И вышел. Дали ему записку, и понес он в монастырь.
– Скажи племяннику моему, чтобы большое русское Евангелие и все, что может, снес в город и заложил бы.
Но сбирать деньги для игумена было не так-то легко.
Иные не давали вовсе, говоря: «чтоб у монахов да не было денег!» Другие сокрушались о судьбе игумена, восклицали: «Грех! великий грех!», а денег дать не хотели. Аспазия первая, не разговаривая, тихо встала, сходила в свой вдовий сундук и достала из него все, что у нее было наличного – 70 чистых новых турецких золотых. «Вот что я имею!» – сказала она, подавая их монаху, покраснела и мельком взглянула на Алкивиада.
– Эти золотые чисты и прекрасны, как душа твоя! – воскликнул Алкивиад.
– Христос с тобой, Христос с тобой и Божия Матерь Всесвятая! – проливая слезы, подтверждал молодой инок.
За Аспазией дал Алкивиад что мог (всего десять лир, денег у него было очень мало с собой, и в тот же вечер он занял у Тодори три лиры на табак и другие мелкие расходы).
Старики Ламприди и сыновья дали под расписку и под залог двух Евангелий, двух кадильниц, нескольких еще мелких серебряных предметов и большого серебряного же ковчежца 100 лир, и надо сказать, к чести их, очень невыгодно, потому что ценность вещей далеко не доходила до этой цены. Старик Парасхо дал под простую расписку 50 слишком лир, восклицая тихо и задумчиво: «Слышали, слышали! На игумена посягнуть! Слышишь, изверги? Слышишь?» Остальные дал митрополит. Старуха Петала и тут осталась как камень: «я не могу без сына», – восклицала она.
Когда деньги были собраны, стали совещаться о том, кого послать с ними. Молодой монах жалел дядю и плакал о нем, но идти сам боялся не только к разбойникам на Три Колодца, но из города даже не решался выходить. Вспомнили в семье Ламприди о Тодори. Тодори с радостью согласился, и Парасхо беспрекословно отпустил его. Надо было видеть, как был рад Тодори такому поручению!
Напрасно обещал ему молодой монах награду за этот труд, он говорил:
– Поминайте меня в молитвах ваших. И пусть Бог наградит меня. Что я за собака такая, что я торговать буду, когда нужно святого игумена освободить? Собака разве я?
Кажется, все было кончено; но узнали турки о том, что деньги собрали и что Тодори идет. Им это не понравилось. Им хотелось поймать разбойников, убить их, а не выкупать игумена. Зачем же посылать выкуп, когда есть власть законная, султанская, когда есть конные заптие и новое пограничное войско нарочно для поимки злодеев?

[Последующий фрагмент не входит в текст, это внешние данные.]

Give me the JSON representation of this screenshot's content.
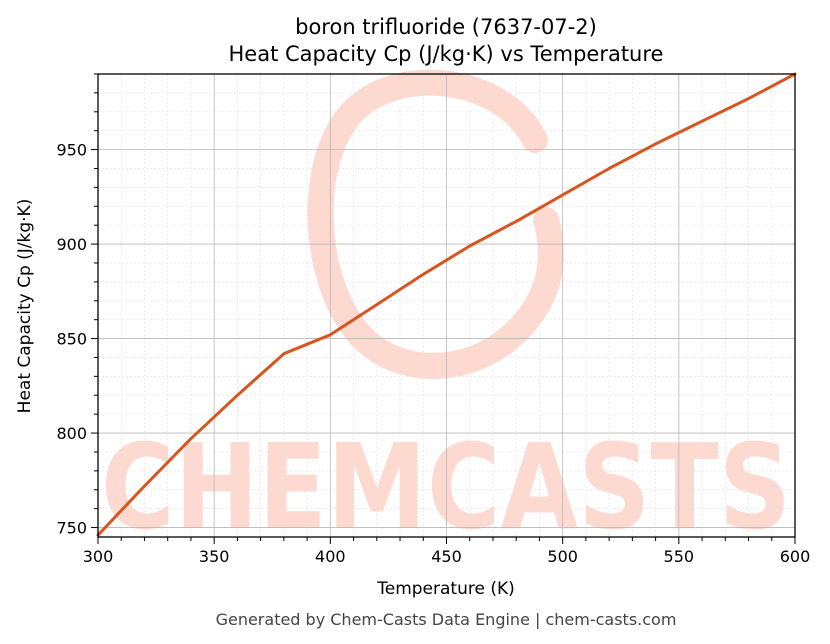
{
  "chart_data": {
    "type": "line",
    "title": "boron trifluoride (7637-07-2)",
    "subtitle": "Heat Capacity Cp (J/kg·K) vs Temperature",
    "xlabel": "Temperature (K)",
    "ylabel": "Heat Capacity Cp (J/kg·K)",
    "xlim": [
      300,
      600
    ],
    "ylim": [
      745,
      990
    ],
    "x_ticks": [
      300,
      350,
      400,
      450,
      500,
      550,
      600
    ],
    "y_ticks": [
      750,
      800,
      850,
      900,
      950
    ],
    "grid": true,
    "line_color": "#d9541e",
    "series": [
      {
        "x": [
          300,
          320,
          340,
          360,
          380,
          400,
          420,
          440,
          460,
          480,
          500,
          520,
          540,
          560,
          580,
          600
        ],
        "values": [
          746,
          772,
          797,
          820,
          842,
          852,
          868,
          884,
          899,
          912,
          926,
          940,
          953,
          965,
          977,
          990
        ]
      }
    ]
  },
  "watermark": {
    "text": "CHEMCASTS",
    "color": "#fdd9d0"
  },
  "footer": "Generated by Chem-Casts Data Engine | chem-casts.com"
}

Позвали в конак старика Ламприди и Тодори. Продержали их до вечера в бесполезных прениях. Кой-кто из местных турок шепнул каймакаму, что этот молодец Тодори – человек подозрительный, сулиот (а сулиоты – известно, какие люди – все бандиты, ножеизвлекатели, как говорится по-гречески). «Поучить бы его палкой; не знает ли он чего о разбойниках; не в согласии ли он с ними!»
Он еще недавно на площади одного правоверного убить хотел?.. Да и больше его люди, пожалуй, в заговоре. От грека, от христианина всего жди… Как бы нам вред сделать. Это его намаз!
Долго спорили. Тодори ни в чем не казался виновен. Напрасно турки строго глядели ему в глаза; Тодори и не понимал, казалось, их угроз и намеков. Он был почтителен, но смел.
Турки остались также очень недовольны на этот раз самоуверенными, самобытными приемами старика Ламприди и особенно тем, что он сказал:
– Я лучше знаю страну.
Однако делать было нечего, многие из турецких офицеров согласились с тем, что надо прежде спасти игумена и что послать войско сейчас, значит обречь бедного старика на верную смерть. Тодори отпустили, и он еще до рассвета отправился в путь. К несчастию, поздно ночью пришел запрос от вали по телеграфу: «Что же сделано для поимки Салаяни?» Каймакам трепетал пред начальством, все благоразумие его тотчас же пропало.
– Вали хочет голову Салаяни. Неси мне голову его! – воскликнул он.
В получасе ходьбы от города Тодори нагнали пешие и конные турки с двумя офицерами.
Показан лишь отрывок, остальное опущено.